The U.S. administration has suspended all private charter flights between the United States and Cuba, in order to increase economic pressure on Havana.

U.S. Secretary of State Mike Pompeo tweeted that “the Castro regime uses tourism and travel funds to fund its abuse and interference in Venezuela.”

Last October, the US banned regular scheduled flights to all cities in communist Cuba except Havana.

Tourism to Cuba has already been hit hard by the coronavirus pandemic.

Hardline policies regarding Cuba and its regional ally Venezuela are welcomed by conservative Cuban-American groups in Florida, a major battlefield state that Donald Trump hopes to win in the November presidential election.

The suspension of charter flights comes into effect on October 13, the birthday of the late Cuban revolutionary leader Fidel Castro.

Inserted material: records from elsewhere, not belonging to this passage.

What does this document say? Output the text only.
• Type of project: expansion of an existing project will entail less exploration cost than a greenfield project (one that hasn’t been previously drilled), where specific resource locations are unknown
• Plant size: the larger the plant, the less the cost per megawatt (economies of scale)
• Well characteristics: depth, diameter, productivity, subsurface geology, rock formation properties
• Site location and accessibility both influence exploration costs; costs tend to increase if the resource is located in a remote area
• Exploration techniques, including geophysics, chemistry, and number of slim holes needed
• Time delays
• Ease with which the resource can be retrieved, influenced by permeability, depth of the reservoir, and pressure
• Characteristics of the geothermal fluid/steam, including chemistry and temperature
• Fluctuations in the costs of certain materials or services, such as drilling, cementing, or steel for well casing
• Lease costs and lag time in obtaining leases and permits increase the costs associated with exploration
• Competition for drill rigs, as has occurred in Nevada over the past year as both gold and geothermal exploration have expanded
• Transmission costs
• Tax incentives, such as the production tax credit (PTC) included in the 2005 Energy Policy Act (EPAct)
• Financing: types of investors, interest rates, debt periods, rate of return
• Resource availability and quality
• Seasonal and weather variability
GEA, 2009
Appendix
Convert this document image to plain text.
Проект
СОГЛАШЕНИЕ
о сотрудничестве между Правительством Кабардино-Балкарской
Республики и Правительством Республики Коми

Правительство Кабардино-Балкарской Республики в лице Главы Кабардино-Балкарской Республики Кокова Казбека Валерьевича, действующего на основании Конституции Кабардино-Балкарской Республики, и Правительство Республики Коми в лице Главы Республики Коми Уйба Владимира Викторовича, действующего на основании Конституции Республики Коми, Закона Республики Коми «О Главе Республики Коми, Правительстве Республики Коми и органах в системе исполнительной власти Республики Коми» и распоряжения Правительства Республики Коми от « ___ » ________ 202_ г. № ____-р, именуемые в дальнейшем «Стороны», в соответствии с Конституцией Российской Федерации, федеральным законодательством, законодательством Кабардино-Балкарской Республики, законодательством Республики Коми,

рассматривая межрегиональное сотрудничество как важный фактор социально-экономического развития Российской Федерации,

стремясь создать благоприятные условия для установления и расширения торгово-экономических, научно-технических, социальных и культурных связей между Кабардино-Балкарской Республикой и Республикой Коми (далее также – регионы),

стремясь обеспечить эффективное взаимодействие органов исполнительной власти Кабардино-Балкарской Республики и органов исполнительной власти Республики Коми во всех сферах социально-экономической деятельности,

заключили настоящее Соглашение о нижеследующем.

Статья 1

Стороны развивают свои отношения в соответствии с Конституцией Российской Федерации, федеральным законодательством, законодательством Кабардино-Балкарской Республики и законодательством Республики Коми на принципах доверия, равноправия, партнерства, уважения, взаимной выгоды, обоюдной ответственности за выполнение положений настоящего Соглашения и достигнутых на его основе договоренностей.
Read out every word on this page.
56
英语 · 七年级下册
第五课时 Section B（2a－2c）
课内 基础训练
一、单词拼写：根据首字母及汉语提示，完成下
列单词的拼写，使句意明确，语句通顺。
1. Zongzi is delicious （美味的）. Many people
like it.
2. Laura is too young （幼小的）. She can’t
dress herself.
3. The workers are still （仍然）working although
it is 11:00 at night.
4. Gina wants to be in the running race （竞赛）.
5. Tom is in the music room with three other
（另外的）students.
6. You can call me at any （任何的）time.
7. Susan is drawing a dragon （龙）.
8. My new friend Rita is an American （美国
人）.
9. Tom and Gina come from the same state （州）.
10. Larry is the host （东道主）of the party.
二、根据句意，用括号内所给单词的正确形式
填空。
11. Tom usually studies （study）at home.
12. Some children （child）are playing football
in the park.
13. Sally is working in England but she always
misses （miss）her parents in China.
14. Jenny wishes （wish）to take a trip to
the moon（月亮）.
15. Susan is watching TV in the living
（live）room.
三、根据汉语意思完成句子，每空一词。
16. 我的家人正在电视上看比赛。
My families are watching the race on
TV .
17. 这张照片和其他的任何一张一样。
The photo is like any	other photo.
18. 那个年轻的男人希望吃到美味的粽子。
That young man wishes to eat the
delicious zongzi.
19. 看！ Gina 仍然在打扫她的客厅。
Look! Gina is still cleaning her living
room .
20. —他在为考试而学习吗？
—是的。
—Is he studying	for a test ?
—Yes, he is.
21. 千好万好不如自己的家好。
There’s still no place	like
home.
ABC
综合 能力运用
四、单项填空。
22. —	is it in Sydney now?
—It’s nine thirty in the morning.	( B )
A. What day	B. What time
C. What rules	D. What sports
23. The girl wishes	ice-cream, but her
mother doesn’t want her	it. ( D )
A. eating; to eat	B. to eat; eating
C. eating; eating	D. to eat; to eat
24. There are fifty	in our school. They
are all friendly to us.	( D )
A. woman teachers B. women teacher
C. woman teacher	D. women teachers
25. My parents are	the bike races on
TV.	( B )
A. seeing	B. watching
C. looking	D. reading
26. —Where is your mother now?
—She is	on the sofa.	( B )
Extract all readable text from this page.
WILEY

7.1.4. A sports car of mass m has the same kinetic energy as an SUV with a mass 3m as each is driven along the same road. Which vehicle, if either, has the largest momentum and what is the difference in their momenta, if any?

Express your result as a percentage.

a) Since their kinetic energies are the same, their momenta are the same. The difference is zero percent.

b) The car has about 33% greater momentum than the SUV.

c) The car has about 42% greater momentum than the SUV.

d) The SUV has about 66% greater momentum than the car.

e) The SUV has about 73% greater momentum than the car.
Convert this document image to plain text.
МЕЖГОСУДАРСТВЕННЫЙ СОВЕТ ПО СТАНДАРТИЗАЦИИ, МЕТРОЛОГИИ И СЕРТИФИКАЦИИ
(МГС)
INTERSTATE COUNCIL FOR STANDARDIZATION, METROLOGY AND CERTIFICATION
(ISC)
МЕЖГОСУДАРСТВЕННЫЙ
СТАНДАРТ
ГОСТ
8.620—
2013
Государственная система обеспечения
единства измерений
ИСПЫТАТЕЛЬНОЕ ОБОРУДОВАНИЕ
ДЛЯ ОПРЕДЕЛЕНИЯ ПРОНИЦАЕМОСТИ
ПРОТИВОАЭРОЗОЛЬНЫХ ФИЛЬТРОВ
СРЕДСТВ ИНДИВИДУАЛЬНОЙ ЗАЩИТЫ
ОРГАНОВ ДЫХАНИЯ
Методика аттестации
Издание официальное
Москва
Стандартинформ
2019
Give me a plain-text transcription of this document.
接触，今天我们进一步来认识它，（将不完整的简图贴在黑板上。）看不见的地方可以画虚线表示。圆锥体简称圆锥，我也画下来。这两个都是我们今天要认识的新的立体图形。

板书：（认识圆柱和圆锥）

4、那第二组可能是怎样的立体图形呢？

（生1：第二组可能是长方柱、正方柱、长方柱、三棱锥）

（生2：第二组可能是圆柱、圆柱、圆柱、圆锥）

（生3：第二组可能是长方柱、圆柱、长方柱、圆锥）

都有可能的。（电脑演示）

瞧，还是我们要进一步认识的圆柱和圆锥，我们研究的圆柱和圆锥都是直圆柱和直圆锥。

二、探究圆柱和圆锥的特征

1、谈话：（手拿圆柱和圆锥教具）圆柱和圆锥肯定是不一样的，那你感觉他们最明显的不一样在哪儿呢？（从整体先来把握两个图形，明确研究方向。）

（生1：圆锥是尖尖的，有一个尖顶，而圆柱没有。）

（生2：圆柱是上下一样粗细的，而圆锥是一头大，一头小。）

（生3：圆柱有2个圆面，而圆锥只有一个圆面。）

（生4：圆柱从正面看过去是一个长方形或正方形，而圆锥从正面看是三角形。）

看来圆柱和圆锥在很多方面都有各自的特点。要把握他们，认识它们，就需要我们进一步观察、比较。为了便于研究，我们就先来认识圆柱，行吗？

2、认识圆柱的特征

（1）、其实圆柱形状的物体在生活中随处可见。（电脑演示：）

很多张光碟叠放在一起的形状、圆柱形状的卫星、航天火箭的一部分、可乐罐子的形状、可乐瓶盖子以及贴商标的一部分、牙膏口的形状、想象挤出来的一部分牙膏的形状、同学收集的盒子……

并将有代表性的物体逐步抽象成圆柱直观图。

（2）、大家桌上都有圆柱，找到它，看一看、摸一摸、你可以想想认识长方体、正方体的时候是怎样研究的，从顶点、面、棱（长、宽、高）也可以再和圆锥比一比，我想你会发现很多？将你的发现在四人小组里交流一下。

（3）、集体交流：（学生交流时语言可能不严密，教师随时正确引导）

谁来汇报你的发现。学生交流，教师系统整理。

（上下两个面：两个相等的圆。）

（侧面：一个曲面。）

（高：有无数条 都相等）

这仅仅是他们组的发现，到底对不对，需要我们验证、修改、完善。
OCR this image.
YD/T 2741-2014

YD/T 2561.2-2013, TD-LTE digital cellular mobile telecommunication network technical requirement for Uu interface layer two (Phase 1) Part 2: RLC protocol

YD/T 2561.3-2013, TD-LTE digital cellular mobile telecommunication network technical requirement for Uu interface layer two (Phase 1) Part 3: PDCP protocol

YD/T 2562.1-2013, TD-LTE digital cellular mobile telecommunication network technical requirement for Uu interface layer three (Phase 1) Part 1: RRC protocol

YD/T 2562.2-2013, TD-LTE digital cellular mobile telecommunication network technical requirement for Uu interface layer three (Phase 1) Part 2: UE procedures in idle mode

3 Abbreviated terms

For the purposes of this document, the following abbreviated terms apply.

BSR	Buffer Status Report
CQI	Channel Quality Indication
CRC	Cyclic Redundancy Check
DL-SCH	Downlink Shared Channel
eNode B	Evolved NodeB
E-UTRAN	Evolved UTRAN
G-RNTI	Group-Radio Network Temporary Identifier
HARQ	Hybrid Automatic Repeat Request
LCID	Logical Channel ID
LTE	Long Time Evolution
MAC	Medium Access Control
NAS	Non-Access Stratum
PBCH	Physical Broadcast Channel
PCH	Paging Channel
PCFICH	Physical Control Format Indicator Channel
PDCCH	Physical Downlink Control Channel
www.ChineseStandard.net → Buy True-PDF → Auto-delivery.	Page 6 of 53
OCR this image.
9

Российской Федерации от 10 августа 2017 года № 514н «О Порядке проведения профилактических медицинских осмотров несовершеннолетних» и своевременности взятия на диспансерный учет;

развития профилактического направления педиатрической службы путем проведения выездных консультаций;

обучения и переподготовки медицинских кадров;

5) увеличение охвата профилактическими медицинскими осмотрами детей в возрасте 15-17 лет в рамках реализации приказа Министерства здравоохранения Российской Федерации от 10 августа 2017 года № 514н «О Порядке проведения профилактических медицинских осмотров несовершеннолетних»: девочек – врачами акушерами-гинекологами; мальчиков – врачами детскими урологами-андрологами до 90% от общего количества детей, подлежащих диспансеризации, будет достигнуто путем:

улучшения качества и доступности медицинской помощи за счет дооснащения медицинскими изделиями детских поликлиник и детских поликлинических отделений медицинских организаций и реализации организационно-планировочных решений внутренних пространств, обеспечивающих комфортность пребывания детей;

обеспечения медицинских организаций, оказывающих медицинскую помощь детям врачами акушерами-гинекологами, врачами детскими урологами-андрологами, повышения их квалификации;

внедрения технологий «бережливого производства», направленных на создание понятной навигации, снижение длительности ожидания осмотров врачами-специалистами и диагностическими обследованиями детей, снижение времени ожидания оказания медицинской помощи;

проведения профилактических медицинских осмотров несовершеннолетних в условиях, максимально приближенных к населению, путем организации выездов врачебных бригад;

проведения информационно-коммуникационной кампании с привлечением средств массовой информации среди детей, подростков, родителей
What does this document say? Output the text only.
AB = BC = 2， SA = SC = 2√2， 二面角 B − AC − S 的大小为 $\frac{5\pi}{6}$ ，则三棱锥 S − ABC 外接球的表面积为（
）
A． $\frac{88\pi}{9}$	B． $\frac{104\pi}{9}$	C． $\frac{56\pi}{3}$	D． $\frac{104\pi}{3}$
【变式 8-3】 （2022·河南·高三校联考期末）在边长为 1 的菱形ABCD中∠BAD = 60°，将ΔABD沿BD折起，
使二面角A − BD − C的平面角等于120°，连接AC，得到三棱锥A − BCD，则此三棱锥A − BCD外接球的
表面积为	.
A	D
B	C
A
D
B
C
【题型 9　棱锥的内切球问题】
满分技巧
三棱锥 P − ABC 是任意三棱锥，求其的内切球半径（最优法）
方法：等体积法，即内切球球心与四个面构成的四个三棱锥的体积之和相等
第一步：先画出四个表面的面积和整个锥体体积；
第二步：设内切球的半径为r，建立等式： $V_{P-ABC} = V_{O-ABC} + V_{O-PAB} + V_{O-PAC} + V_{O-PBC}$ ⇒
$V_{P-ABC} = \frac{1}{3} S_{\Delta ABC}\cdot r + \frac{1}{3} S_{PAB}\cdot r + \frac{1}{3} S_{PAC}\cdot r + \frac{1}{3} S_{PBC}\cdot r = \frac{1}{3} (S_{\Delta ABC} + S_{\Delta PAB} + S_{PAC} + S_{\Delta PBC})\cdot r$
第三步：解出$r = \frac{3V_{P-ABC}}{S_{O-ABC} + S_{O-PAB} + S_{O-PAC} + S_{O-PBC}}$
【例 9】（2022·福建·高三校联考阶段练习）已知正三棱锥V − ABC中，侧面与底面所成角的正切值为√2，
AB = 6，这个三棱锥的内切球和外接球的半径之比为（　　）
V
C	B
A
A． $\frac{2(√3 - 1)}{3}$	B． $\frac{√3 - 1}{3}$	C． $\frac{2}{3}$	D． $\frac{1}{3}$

Authorized U.S. charter flights to Cuba for medical purposes as well as for search and rescue will still be allowed.

The BBC’s Will Grant in Havana says US charter flights have left the gap left by commercial airlines, many of which did not run services to Cuba until the Obama administration in 2014 severed diplomatic ties with the island.

U.S. commercial flights to Cuba were returned in August 2016 for the first time in more than 50 years. The thief was brought back by the Trump Administration.

In May, the U.S. Department of Transportation set up a cap for charter flights to Cuba at 3,600 a year.